Потом я добрел до каменного дома Раунера, в котором мы жили, и вытащил из-под куртки фотографию Захариаша.

— А сейчас ты мне скажи правду! — крикнул я со злостью.

Захариаш опустил глаза, точно так же как это сделал император.

«Я у тебя в руках, — говорил его взгляд, — это верно, я в самом деле царствую под именем Карла Габсбурга. Ведь никто из нас не знает ни своей вины, ни заслуг в своих предыдущих воплощениях в далеком прошлом. А наша семья как раз принадлежит к числу самых заслуженных и несправедливо обойденных в прошлом. И вот пять тысяч лет спустя было решено вознаградить ее за добродетели одного нашего отдаленного пращура, соблюдавшего пост в течение сорока лет, — и меня сделали императором Австрии. Храни молчание, если разгласишь тайну, мгновенно потеряешь дар речи».

Вскоре после этого в местечке заговорили об отречении императора.

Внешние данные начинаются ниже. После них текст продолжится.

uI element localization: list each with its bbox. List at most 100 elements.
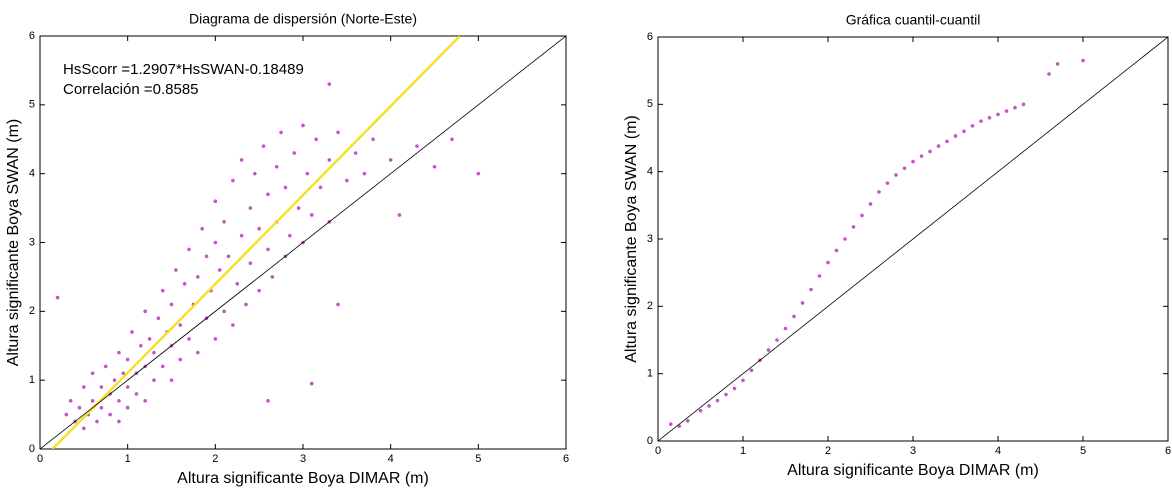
point (336, 302, 340, 307)
point (283, 185, 288, 190)
point (90, 371, 95, 376)
point (279, 130, 283, 135)
x-tick-label: 6 (563, 453, 569, 465)
y-tick-label: 2 (647, 300, 653, 312)
point (121, 371, 126, 376)
point (252, 171, 257, 176)
point (187, 337, 191, 341)
point (987, 116, 992, 120)
y-tick-label: 0 (29, 443, 35, 455)
line (40, 36, 566, 449)
point (239, 158, 244, 162)
point (143, 309, 147, 314)
point (64, 412, 69, 417)
point (125, 385, 130, 389)
point (147, 337, 152, 341)
point (362, 171, 367, 176)
point (724, 392, 728, 397)
point (257, 288, 261, 293)
point (945, 139, 949, 144)
y-tick-label: 2 (29, 305, 35, 317)
point (336, 130, 340, 135)
point (766, 348, 771, 352)
point (450, 137, 454, 142)
chart: Diagrama de dispersión (Norte-Este) Altur… (5, 11, 569, 488)
point (266, 192, 270, 197)
point (868, 202, 873, 206)
point (288, 233, 292, 238)
point (353, 151, 358, 155)
point (318, 185, 323, 190)
x-tick-label: 6 (1165, 445, 1171, 457)
point (668, 422, 673, 426)
point (1055, 62, 1060, 66)
y-tick-label: 0 (647, 435, 653, 447)
point (996, 112, 1000, 117)
point (82, 426, 86, 431)
y-tick-label: 3 (29, 236, 35, 248)
y-tick-label: 6 (647, 31, 653, 43)
point (244, 302, 248, 307)
x-tick-label: 5 (475, 453, 481, 465)
point (928, 149, 932, 154)
point (885, 181, 890, 185)
y-tick-label: 4 (647, 166, 653, 178)
x-tick-label: 3 (910, 445, 916, 457)
point (292, 151, 297, 155)
point (112, 378, 117, 382)
y-axis-label: Altura significante Boya SWAN (m) (5, 119, 22, 366)
point (99, 405, 104, 410)
x-axis-label: Altura significante Boya DIMAR (m) (787, 462, 1039, 479)
point (792, 314, 796, 319)
point (134, 392, 139, 396)
y-tick-label: 5 (29, 99, 35, 111)
point (894, 173, 898, 177)
point (371, 137, 375, 142)
point (415, 144, 419, 148)
line (658, 37, 1168, 441)
chart-title: Gráfica cuantil-cuantil (846, 12, 981, 28)
point (117, 350, 121, 355)
point (196, 275, 200, 279)
point (213, 240, 218, 245)
point (130, 330, 134, 334)
point (117, 399, 121, 403)
x-tick-label: 2 (825, 445, 831, 457)
point (196, 350, 200, 355)
point (817, 274, 822, 278)
point (226, 254, 231, 259)
point (68, 399, 73, 403)
point (834, 248, 839, 253)
point (213, 337, 218, 341)
point (143, 399, 147, 403)
point (274, 164, 279, 169)
point (99, 385, 104, 389)
y-tick-label: 1 (647, 368, 653, 380)
point (877, 190, 881, 194)
point (296, 206, 301, 210)
point (707, 404, 711, 408)
x-tick-label: 1 (125, 453, 131, 465)
x-axis-label: Altura significante Boya DIMAR (m) (177, 470, 429, 487)
point (222, 220, 226, 224)
annotation: Correlación =0.8585 (63, 81, 199, 98)
point (257, 226, 261, 231)
plot-content (40, 36, 566, 449)
point (117, 419, 121, 424)
y-axis-label: Altura significante Boya SWAN (m) (623, 115, 640, 362)
point (809, 287, 813, 292)
point (314, 137, 318, 142)
point (182, 282, 187, 286)
point (266, 247, 270, 252)
y-tick-label: 4 (29, 168, 35, 180)
point (345, 178, 349, 183)
point (962, 129, 966, 134)
point (204, 254, 209, 259)
point (222, 309, 226, 314)
point (860, 213, 864, 218)
x-tick-label: 1 (740, 445, 746, 457)
point (217, 268, 222, 272)
point (77, 405, 82, 410)
point (178, 323, 183, 327)
point (327, 158, 332, 162)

Пекарь Колянко, который любил ущипнуть меня за щеки или ягодицу, объяснил мне значение этого слова, и я понял, что брат Захариаш скоро вернется домой.

Так и случилось.

II

Мне было двенадцать лет, а Захариашу — тридцать; в сущности, он был уже стар! Наш отец до полуночи переписывал священные книги и поэтому пользовался доброй славой; кроме того, он был шутник, отличался скромностью и никому на свете не мешал. Бессмертие он пытался заслужить посредством двух добродетелей: переписыванием священных книг и плодовитостью, принесшей миру целую вереницу человеческих существ. Захариаш возглавлял эту вереницу, а я завершал. Свое знакомство с арифметикой я начал с того, что сосчитал, сколько нас. Однако первая добродетель отца не приносила столько благ, чтобы прокормить плоды второй, поэтому мои братья рано уходили из дому, и Захариаша я знал только понаслышке. Он работал в городе ткачом. В 1914 году война изрядно опустошила наш дом, а Захариаша забрали оттуда, где он жил. Время от времени он присылал письма, над которыми мать плакала меньше, чем над письмами младших братьев, — ведь она родила его так давно! В одно из писем Захариаш вложил свою карточку в военной фуражке, именно по этой фотографии я и догадался, что Захариаш — император.

III

После отречения портреты императора исчезли из всех витрин, даже пекарь Колянко снял покрытого мучной пылью императора, висевшего под самым потолком. Зато стали возвращаться с фронта солдаты. Первые дни они все больше полеживали, покуривая махорку, и рассказывали различные фронтовые истории. Вернулись и двое моих братьев. Я сразу сообразил, что они не посвящены в тайну Захариаша. Никто ее не знал, я один владел этой великой тайной и, проговорившись, мог навлечь беду на все последующие пять тысяч лет существования нашего рода. Поэтому я молчал. Временами, правда, меня могло выдать выражение лица, но, к счастью, взрослые — страшные тупицы! Они почти ничего не замечают и ничего не понимают, зря только небо коптят.